I don't see any reason why a physical system can't have some of its components initially in a state of motion. Velocity is relative to an inertial referential frame anyway. If it was initially at rest in some inertial frame, then it was initially moving relative to another inertial frame. And the laws of classical mechanics are Galilean-invariant. Les us assume that the ball has been shot up with a canon, or hit with a cue stick, if you like. The laws of motion govern its state of motion, thereafter, from the time after it was shot (or hit) right up until the time when it reaches the top of the dome.

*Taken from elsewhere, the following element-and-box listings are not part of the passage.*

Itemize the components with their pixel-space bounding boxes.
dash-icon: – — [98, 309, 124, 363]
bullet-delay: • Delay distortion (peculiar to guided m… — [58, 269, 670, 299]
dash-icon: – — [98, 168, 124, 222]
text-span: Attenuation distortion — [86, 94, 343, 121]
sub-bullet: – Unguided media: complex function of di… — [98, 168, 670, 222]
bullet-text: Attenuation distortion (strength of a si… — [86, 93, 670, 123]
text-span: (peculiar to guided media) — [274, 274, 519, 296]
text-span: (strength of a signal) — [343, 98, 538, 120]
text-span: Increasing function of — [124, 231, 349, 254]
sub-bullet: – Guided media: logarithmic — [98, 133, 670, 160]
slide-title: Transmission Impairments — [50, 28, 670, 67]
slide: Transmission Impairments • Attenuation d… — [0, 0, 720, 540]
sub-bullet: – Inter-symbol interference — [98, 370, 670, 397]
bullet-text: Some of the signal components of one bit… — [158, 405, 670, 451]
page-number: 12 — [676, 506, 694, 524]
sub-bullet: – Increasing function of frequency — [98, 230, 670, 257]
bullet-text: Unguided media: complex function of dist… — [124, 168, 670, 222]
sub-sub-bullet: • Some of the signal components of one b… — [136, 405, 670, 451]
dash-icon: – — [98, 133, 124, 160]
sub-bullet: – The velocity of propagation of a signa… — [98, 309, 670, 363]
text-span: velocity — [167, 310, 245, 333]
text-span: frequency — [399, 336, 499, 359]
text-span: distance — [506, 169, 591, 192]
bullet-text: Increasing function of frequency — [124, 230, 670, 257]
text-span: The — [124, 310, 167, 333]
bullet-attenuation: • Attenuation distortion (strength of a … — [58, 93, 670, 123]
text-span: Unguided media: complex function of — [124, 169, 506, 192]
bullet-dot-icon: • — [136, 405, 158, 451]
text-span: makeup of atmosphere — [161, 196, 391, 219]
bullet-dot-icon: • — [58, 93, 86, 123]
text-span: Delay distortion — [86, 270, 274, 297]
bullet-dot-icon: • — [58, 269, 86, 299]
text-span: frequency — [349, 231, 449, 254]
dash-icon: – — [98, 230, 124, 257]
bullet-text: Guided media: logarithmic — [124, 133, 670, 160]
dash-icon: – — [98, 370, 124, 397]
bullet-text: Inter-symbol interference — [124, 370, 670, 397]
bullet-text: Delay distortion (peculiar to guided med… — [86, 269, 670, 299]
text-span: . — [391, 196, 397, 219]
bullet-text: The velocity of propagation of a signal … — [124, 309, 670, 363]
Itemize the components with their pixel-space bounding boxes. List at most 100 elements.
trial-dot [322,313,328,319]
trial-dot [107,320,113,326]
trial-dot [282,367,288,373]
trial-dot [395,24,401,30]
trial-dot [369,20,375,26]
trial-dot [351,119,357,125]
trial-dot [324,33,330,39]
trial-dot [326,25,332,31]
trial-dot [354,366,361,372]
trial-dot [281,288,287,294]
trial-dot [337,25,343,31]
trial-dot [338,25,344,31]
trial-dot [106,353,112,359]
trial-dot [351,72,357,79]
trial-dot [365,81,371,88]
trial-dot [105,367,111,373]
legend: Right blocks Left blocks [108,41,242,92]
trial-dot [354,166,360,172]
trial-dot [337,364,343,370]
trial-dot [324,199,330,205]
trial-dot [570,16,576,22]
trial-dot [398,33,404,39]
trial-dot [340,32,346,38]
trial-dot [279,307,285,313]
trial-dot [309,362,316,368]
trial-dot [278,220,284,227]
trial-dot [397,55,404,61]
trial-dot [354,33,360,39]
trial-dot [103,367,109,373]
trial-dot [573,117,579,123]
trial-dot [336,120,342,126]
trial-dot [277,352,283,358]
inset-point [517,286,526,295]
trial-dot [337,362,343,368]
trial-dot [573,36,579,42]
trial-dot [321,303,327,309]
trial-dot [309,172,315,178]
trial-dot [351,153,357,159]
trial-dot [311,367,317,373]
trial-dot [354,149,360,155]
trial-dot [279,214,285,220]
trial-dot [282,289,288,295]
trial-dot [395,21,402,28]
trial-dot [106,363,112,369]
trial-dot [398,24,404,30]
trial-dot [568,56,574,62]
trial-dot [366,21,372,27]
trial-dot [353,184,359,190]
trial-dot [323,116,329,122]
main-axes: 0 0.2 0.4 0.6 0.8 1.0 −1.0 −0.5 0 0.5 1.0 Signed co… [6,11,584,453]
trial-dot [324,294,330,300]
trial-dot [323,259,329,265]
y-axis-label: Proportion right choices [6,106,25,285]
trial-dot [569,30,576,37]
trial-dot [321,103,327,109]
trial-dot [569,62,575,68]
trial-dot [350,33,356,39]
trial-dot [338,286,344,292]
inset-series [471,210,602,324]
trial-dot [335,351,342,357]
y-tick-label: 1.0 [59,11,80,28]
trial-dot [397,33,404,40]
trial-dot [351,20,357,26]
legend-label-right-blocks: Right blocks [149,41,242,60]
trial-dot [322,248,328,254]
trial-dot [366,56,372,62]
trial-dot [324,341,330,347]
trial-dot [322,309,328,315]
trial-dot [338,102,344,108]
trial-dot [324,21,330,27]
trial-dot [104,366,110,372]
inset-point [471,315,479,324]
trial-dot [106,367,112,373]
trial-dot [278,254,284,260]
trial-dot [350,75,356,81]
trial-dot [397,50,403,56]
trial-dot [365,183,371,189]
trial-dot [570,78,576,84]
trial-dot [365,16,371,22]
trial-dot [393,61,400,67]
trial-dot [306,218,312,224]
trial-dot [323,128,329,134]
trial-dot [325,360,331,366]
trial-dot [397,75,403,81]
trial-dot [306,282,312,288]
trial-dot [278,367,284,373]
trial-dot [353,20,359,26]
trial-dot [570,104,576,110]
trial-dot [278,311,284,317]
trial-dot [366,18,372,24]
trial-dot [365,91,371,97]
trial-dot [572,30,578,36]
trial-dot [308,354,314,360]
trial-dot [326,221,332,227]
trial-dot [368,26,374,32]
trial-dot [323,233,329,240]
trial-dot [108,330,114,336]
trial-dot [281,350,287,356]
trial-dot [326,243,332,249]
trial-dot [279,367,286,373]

I am assuming that the dynamical equations, together with whatever supplementary laws might be posited, which govern the system determine the set of the physically possible histories of the system. I am assuming that the system consists in the dome, the ball bearing, the ambient gravitational field, and nothing else. The physically possible histories are being represented by trajectories in phase space. The system is deemed deterministic (in the time-asymmetrical sense) if the set of all the physically possible trajectories in phase space present no bifurcations. A backward looking bifurcation at T would consist in a case where two or more partial histories of the system before T would be consistent (in respect of physical possibility) with the same unique partial history after T. Your law seems to allow for this possibility.

Also, since the laws of classical mechanics are symmetrical with respect to time, it's deemed to be impossible to tell if a movie depicting a segment of the history of a mechanical system is running forwards or backwards. But if your law were governing a system, and a movie was shown of a ball rolling up a Norton dome and coming to rest at the top, then it would be possible to tell for sure that the movie is being run forwards since the time-reversal of this scenario would be physically impossible.